The combination of a GnRH agonist with antagonist completely prevented the flare-up effect and enhanced the protective effect of the ovary from cisplatin-induced gonadotoxicity in rats.
随着手术和化疗治疗的不断进步,许多肿瘤患者的生存期越来越长,甚至可以完全治愈。然而,广泛用于治疗多种类型癌症的含铂药物会导致月经紊乱和卵巢功能衰竭,进而导致不孕。迄今为止,促性腺激素释放激素(GnRH)激动剂(GnRHa)和拮抗剂(GnRHant)被报道通过抑制女性性腺轴来作为化疗的卵巢保护剂。然而,它们都有各自的缺点,限制了它们的使用。GnRHa 在给药后第一周会出现“flare-up 效应”,并且目前尚无长效 GnRHant 制剂。GnRHa 与 GnRHant 联合使用可能会预防 GnRHa 的 flare-up 效应,并迅速抑制女性性腺轴。几项样本量较小的临床研究得出了相互矛盾的结论。在这项严格控制的动物研究中,我们研究了 GnRHa 和 GnRHant 联合治疗的优势。

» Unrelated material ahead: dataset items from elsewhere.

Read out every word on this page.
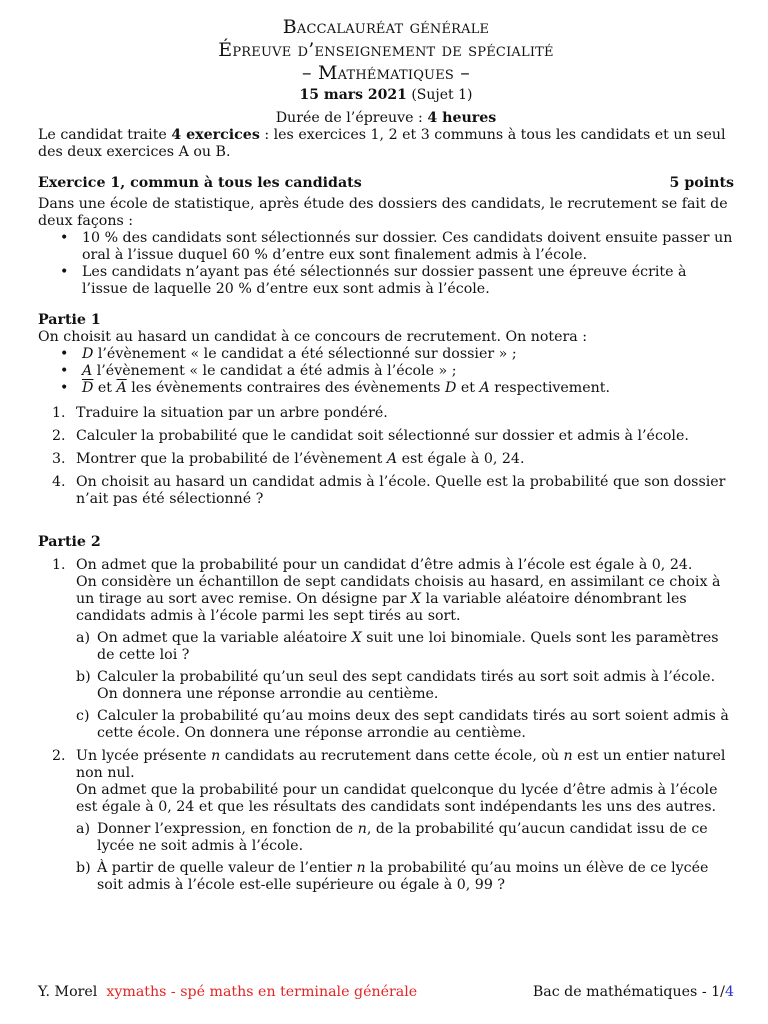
Baccalauréat générale
Épreuve d’enseignement de spécialité
– Mathématiques –
15 mars 2021 (Sujet 1)
Durée de l’épreuve : 4 heures

Le candidat traite 4 exercices : les exercices 1, 2 et 3 communs à tous les candidats et un seul des deux exercices A ou B.

Exercice 1, commun à tous les candidats	5 points

Dans une école de statistique, après étude des dossiers des candidats, le recrutement se fait de deux façons :

• 10 % des candidats sont sélectionnés sur dossier. Ces candidats doivent ensuite passer un oral à l’issue duquel 60 % d’entre eux sont finalement admis à l’école.
• Les candidats n’ayant pas été sélectionnés sur dossier passent une épreuve écrite à l’issue de laquelle 20 % d’entre eux sont admis à l’école.
Partie 1

On choisit au hasard un candidat à ce concours de recrutement. On notera :

• D l’évènement « le candidat a été sélectionné sur dossier » ;
• A l’évènement « le candidat a été admis à l’école » ;
• $\overline{D}$ et $\overline{A}$ les évènements contraires des évènements D et A respectivement.
1. Traduire la situation par un arbre pondéré.
2. Calculer la probabilité que le candidat soit sélectionné sur dossier et admis à l’école.
3. Montrer que la probabilité de l’évènement A est égale à 0, 24.
4. On choisit au hasard un candidat admis à l’école. Quelle est la probabilité que son dossier n’ait pas été sélectionné ?
Partie 2
1. On admet que la probabilité pour un candidat d’être admis à l’école est égale à 0, 24.
On considère un échantillon de sept candidats choisis au hasard, en assimilant ce choix à un tirage au sort avec remise. On désigne par X la variable aléatoire dénombrant les candidats admis à l’école parmi les sept tirés au sort.
a) On admet que la variable aléatoire X suit une loi binomiale. Quels sont les paramètres de cette loi ?
b) Calculer la probabilité qu’un seul des sept candidats tirés au sort soit admis à l’école. On donnera une réponse arrondie au centième.
c) Calculer la probabilité qu’au moins deux des sept candidats tirés au sort soient admis à cette école. On donnera une réponse arrondie au centième.
2. Un lycée présente n candidats au recrutement dans cette école, où n est un entier naturel non nul.
On admet que la probabilité pour un candidat quelconque du lycée d’être admis à l’école est égale à 0, 24 et que les résultats des candidats sont indépendants les uns des autres.
a) Donner l’expression, en fonction de n, de la probabilité qu’aucun candidat issu de ce lycée ne soit admis à l’école.
b) À partir de quelle valeur de l’entier n la probabilité qu’au moins un élève de ce lycée soit admis à l’école est-elle supérieure ou égale à 0, 99 ?
Y. Morel xymaths - spé maths en terminale générale	Bac de mathématiques - 1/4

12 周龄大鼠分为六组:对照组、顺铂(CDDP)组、GnRHa 组、GnRHant 组、联合(短期)组和联合(长期)组。后四组给予曲普瑞林(1mg/kg·d,连用 14 天)、西曲瑞克(0.5mg/kg·d,连用 10 天)、曲普瑞林(1mg/kg·d,连用 10 天)联合西曲瑞克(0.5mg/kg·d,连用 10 天),长期组连用 10 天,短期组连用 3 天。对照组给予生理盐水(1ml/kg·d,连用 10 天)。然后,除对照组外,所有组均给予顺铂(1mg/kg·d,连用 10 天),对照组再给予 10 天生理盐水。采集血样检测血清雌二醇(E2)、促黄体生成素(LH)和促卵泡生成素(FSH)水平。药物治疗后还观察动情周期。最后,采集双侧卵巢进行组织学研究和卵泡计数。
我们观察到 GnRHa 治疗的大鼠出现了 flare-up 效应,但联合治疗组均未出现。顺铂组的正常周期性百分比从 0%增加到 GnRHa、GnRHant、联合(lng)和联合(sht)组的 25.0%、33.3%、66.7%和 41.7%。预处理用 GnRHa、GnRHant 和联合(lng)分别显著保护原始卵泡免受破坏,保留了 57.6%、63.4%、87.1%和 60.4%的卵泡。
GnRH 激动剂与拮抗剂联合使用完全预防了 flare-up 效应,并增强了对顺铂诱导的大鼠性腺毒性的卵巢保护作用。